The United States Department of Commerce is the largest data collecting organization in the world. Its Bureau of the Census has the monumental job every ten years of conducting a population census; its Office of Business Economics has the important task of measuring the national income and computing the balance of international payments and is also nationally known for a family of publications including the scholarly monthly SURVEY OF CURRENT BUSINESS. These data are intended primarily to provide statistical guidelines relative to the course of the domestic economy. However, a different kind of data collection activity is carried on regularly by the Department in the Bureau of International Programs and the Bureau of International Business Operations. These two bureaus have primary responsibility within the department for the promotion of United States foreign commerce and private international investments. Both are new organizational units created as of August 8, 1961 to replace the former Bureau of Foreign Commerce, and both are under the supervision of the Assistant Secretary of Commerce for International Affairs who is, in turn, responsible directly to the Secretary of Commerce.
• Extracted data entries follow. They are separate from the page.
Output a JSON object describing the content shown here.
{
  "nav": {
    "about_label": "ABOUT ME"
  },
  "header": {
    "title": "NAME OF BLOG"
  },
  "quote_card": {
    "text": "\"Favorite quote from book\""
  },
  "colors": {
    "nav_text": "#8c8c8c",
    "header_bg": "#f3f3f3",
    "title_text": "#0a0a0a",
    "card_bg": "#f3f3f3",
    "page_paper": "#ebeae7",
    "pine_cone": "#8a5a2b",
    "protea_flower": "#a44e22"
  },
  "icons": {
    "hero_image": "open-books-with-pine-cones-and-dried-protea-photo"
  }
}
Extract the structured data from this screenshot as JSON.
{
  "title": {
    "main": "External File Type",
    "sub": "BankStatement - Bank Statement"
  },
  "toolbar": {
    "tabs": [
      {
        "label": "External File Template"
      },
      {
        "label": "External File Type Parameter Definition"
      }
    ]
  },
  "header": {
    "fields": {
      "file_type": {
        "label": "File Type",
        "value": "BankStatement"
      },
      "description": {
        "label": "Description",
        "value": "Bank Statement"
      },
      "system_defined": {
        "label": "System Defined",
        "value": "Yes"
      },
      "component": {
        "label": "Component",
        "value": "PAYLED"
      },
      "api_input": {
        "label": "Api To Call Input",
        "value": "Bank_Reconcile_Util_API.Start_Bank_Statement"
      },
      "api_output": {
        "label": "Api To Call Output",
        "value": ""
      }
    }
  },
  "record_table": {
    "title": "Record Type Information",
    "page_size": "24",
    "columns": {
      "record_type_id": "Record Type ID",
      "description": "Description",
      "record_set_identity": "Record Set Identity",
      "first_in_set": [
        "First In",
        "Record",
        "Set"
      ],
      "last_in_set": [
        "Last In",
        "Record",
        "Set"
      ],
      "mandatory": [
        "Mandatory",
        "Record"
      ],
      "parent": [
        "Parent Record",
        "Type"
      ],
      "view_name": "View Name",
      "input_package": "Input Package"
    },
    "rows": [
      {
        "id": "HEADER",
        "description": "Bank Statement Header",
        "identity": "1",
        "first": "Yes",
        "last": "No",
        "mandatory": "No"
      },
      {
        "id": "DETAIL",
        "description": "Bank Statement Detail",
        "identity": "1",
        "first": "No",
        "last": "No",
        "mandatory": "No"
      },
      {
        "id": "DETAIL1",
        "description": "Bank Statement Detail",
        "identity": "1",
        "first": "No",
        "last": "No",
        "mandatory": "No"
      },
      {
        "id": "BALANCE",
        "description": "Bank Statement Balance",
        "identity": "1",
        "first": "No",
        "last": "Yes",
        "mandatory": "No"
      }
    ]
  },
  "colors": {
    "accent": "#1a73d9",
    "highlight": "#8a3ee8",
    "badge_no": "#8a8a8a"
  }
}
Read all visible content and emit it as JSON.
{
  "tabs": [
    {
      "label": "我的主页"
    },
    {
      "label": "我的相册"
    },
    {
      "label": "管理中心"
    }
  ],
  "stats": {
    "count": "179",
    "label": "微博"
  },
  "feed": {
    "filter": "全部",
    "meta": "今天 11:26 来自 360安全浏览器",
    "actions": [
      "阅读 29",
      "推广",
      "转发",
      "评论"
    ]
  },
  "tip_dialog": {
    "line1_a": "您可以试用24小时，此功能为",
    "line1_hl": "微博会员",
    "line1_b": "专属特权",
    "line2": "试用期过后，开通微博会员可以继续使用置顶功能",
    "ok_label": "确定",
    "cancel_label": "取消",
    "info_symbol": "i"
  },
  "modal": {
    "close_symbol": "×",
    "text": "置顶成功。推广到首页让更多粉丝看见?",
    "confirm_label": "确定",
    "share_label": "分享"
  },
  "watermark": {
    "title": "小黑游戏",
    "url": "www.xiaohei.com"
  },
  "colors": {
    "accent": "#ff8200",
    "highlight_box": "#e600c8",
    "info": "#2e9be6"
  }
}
In announcing this reorganization in the department's international affairs' responsibilities, Secretary Hodges stated that the Commerce Department must “fulfill our role in formulating U.S. foreign economic policy especially as it affects the American business community. … We want to be in a position to advise both business and government on the imminent changes in world trade and investment resulting from regional economic integration, from the threat of the Sino Soviet Bloc, and from our own economic growth. We need better methods to evaluate and set upon developments abroad which have an impact on the U.S. foreign and domestic trade.”